Madison Dearborn Boots Up Biggest Deal Yet

Target: CDW Corp.

Sponsor: Madison Dearborn Partners

Purchase Price: $7.3 billion

Lenders: JP Morgan Securities Inc. and Lehman Brothers Inc.

Financial Advisor: Target: Morgan Stanley

Legal Counsel: Sponsor: Kirkland & Ellis LLP; Seller: Sidley Austin LLP

The fortunes of computer makers are in flux, but at least one PC retailer is making a fortune. And the siren song of strong revenue growth tempted Madison Dearborn Partners into making its biggest play ever—the acquisition of computer vendor CDW Corp.

Chicago-based Madison Dearborn agreed last month to acquire CDW in a public-to-private deal valued at about $7.3 billion. The deal’s per share price of $87.75 represents a 16.1 percent premium to the closing price on the last trading day before reports were published of a potential deal.
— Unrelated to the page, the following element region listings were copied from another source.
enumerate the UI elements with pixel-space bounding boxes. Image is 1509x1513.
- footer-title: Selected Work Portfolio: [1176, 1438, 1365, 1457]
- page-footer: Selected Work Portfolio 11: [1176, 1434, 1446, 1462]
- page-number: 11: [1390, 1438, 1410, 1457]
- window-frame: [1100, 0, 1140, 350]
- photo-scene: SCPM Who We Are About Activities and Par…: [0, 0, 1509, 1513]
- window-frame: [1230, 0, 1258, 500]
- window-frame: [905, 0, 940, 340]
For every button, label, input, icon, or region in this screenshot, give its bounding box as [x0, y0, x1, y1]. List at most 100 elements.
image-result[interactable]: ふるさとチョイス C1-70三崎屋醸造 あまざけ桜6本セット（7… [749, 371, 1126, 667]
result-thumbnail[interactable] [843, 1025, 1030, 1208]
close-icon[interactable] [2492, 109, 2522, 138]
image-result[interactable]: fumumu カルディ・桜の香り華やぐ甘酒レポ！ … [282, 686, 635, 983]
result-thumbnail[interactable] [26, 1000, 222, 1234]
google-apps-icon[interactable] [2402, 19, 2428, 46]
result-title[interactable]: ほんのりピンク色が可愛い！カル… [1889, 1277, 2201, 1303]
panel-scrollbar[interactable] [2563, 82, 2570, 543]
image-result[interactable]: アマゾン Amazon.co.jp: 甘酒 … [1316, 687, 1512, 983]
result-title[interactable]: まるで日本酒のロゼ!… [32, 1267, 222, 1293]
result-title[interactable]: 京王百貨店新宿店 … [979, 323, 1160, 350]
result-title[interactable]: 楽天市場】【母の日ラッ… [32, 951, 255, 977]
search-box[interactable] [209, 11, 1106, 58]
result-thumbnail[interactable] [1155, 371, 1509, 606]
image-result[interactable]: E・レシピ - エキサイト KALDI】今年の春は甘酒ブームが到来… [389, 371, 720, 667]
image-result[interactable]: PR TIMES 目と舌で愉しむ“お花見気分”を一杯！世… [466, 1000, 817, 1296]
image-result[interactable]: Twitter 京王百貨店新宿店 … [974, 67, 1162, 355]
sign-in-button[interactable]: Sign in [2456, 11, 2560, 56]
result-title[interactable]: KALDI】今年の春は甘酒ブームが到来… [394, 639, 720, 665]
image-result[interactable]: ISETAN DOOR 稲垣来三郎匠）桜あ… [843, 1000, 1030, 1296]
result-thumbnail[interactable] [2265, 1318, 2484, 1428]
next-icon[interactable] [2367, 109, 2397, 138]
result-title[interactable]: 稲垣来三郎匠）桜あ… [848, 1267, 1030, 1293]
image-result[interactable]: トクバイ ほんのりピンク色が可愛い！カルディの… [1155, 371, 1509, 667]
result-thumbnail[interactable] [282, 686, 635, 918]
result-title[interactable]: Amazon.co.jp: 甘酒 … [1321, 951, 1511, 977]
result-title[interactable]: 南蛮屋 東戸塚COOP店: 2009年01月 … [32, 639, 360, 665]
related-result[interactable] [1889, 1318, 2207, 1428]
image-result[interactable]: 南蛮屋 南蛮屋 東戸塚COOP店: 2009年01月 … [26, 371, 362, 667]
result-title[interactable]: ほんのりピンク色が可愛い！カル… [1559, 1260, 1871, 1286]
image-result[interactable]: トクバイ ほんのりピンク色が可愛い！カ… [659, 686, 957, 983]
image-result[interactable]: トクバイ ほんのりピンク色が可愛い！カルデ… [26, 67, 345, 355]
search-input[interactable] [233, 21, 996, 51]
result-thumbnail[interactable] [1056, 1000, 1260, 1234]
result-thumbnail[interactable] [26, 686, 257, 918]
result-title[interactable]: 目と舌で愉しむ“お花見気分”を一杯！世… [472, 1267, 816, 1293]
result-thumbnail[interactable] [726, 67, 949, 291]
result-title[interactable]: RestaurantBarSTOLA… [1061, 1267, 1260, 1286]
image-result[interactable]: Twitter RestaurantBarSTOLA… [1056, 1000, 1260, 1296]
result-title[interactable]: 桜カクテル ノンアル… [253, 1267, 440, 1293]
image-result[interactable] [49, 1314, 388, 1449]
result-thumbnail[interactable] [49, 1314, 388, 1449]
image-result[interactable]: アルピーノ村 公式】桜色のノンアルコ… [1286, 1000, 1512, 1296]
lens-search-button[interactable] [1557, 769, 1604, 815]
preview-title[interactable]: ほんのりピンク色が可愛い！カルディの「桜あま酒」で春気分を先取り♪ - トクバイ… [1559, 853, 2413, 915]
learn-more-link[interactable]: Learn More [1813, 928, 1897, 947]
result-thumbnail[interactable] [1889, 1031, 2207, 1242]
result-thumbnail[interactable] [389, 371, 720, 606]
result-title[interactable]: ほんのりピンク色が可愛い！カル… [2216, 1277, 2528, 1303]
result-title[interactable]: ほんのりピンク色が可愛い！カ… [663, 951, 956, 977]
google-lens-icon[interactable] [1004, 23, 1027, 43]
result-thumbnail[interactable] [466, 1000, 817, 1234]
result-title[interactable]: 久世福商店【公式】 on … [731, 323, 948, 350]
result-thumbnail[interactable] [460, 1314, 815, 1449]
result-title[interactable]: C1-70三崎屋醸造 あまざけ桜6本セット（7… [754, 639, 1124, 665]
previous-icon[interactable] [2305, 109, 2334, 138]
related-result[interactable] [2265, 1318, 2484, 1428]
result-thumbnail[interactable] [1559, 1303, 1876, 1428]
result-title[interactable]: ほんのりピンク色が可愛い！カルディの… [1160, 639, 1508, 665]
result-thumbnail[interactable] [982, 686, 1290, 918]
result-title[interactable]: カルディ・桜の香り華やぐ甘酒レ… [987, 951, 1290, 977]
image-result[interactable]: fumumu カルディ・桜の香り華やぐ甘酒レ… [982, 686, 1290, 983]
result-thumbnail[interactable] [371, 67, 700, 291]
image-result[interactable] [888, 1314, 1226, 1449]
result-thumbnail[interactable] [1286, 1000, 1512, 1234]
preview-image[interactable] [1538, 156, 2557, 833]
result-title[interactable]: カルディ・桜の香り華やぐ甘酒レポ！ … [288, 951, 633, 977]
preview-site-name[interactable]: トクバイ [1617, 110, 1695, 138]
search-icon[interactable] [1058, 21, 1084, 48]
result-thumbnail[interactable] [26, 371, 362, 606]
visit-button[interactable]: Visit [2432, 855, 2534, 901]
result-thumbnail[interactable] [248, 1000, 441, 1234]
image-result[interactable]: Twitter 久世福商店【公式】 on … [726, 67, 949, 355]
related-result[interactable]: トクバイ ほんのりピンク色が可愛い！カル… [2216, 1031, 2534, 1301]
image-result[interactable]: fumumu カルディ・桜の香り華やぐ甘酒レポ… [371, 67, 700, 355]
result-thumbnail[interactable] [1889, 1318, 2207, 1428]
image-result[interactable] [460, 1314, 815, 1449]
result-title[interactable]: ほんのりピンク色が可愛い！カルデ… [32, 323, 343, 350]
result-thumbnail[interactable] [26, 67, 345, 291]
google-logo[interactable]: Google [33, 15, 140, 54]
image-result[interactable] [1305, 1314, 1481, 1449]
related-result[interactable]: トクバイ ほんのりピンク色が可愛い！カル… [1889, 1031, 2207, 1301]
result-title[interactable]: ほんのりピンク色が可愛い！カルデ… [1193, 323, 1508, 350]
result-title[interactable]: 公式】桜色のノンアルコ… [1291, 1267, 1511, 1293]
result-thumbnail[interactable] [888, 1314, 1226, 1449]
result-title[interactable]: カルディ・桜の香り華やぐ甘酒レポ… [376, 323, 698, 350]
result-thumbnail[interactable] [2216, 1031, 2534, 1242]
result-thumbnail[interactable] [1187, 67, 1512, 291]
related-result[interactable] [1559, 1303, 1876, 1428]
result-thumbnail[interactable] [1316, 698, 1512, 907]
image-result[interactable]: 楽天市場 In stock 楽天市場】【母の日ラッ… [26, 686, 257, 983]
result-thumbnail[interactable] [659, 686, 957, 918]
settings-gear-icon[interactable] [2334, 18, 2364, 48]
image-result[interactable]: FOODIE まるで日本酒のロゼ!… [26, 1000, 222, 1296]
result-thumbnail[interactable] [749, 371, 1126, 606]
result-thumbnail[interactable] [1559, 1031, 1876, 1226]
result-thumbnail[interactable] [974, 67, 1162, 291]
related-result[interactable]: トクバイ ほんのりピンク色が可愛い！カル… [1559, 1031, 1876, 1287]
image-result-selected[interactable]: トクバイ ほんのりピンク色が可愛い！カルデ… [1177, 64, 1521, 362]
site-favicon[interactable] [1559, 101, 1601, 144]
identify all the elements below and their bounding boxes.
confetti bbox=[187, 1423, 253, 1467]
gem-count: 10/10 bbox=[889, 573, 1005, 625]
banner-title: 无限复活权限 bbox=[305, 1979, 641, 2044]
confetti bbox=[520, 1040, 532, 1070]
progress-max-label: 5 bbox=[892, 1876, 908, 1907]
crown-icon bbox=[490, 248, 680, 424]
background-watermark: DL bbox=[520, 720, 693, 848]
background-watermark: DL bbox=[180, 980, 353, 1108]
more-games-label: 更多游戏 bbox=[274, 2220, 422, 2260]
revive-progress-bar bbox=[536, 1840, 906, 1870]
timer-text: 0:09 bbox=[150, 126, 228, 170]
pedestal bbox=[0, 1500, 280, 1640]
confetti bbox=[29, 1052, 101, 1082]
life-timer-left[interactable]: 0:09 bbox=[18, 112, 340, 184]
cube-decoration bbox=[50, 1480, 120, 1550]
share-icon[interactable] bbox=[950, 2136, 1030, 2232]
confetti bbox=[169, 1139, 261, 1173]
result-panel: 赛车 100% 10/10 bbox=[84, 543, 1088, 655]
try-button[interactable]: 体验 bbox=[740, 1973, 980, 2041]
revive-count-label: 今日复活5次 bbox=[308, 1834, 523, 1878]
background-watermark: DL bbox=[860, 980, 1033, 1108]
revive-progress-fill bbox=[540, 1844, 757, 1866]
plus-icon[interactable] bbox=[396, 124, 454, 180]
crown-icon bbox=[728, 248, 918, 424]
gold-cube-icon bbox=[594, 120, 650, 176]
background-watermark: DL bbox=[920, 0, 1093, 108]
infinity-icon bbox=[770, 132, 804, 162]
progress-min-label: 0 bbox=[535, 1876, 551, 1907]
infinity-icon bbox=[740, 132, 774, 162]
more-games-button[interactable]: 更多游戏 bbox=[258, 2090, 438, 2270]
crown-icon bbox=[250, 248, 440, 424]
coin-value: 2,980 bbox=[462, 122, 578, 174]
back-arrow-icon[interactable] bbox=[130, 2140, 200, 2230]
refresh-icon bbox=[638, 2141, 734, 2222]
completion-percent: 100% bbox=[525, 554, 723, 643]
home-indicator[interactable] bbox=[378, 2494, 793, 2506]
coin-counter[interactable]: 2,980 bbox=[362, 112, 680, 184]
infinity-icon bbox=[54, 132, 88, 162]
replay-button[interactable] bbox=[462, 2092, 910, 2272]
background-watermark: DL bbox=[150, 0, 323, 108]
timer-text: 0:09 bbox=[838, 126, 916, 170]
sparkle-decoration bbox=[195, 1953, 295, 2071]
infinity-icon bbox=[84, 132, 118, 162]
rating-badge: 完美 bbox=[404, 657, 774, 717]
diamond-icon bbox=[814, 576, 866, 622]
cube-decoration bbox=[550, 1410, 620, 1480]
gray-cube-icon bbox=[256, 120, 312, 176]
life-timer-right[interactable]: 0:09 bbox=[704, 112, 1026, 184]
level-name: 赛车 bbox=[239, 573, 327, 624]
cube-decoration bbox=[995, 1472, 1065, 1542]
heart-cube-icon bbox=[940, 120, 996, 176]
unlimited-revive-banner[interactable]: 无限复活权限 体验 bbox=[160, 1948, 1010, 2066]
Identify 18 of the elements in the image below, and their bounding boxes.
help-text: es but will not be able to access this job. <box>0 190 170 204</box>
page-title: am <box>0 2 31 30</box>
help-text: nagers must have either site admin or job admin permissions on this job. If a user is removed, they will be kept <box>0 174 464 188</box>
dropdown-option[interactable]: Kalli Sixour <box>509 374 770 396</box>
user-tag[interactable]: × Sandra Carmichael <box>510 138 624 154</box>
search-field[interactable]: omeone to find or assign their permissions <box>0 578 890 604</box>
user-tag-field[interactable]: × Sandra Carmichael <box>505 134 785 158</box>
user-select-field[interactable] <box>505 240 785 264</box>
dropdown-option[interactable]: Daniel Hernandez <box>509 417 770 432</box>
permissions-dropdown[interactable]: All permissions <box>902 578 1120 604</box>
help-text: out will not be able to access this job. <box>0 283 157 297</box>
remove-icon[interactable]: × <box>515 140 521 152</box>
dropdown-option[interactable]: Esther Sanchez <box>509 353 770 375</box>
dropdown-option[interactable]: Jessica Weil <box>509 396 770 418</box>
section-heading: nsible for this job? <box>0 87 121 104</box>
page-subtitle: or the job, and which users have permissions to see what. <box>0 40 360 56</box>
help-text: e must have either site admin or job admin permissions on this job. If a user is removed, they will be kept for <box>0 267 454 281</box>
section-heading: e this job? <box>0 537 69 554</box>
CDW is the largest and most profitable IT reseller in the world and the “most consistent performer” among its peers since 2000, according to Raymond James analyst Brian Alexander. Still, Alexander predicted that the “torrid” rise of CDW’s stock in the last three months—up nearly 45 percent—means that Madison Dearborn should expect little more than a 15.5 percent IRR on its money unless the buyout firm is able to significantly boost EBITDA. The same factors also mean that it’s unlikely a competitor will seek to top Madison Dearborn’s bid, Alexander wrote in a research note.

But analyst projections didn’t scare away Madison Dearborn, which secured debt financing on the deal from J.P. Morgan Securities Inc. and Lehman Brothers Inc. “Our decision to make the largest investment in the history of our firm is a real vote of confidence and an endorsement—the strongest possible endorsement we can make,” said Managing Director Ben Chereskin during a conference call with CDW analysts. Madison Dearborn didn’t return calls seeking further comment.

Vernon Hills, Ill-based CDW, whose customers include businesses, governments and schools, reported net sales of $6.8 billion in 2006, up from $6.3 billion in 2005. Profit dipped slightly over the same time period, but rebounded in the first quarter of 2007, when CDW reported earnings of $77 million, up from $62 million the year before. Revenue grew by more than 16 percent in the first quarter as well.

Pending shareholder approval, the deal is slated for completion either late in the third quarter or early in the fourth. CDW Founder Michael Krasny, the company’s largest shareholder, has agreed to vote his 22 percent of the company in favor the transaction, according to a statement issued by CDW.

Terms of the agreement give CDW a 30-day go-shop period (beginning May 29) to actively solicit third parties for higher bids. However, analysts suggest that Madison Dearborn’s offer will remain the highest, given CDW’s already high valuation and the fact that the deal was struck following a full-blown auction run by Morgan Stanley.

Madison Dearborn submitted the highest bid, CDW Chairman and CEO John Edwardson said in a conference call.

Madison Dearborn is currently investing out of Madison Dearborn Capital Partners V LP, which it closed last year with $6.5 billion. The firm’s specialty investment areas include communications, consumer, financial services and health care. CDW falls within the firm’s consumer niche, and joins existing retail investments such as Yankee Candle Co. Inc. and NWL Holding Inc., the holding company for National Wholesale Liquidators.—A.N.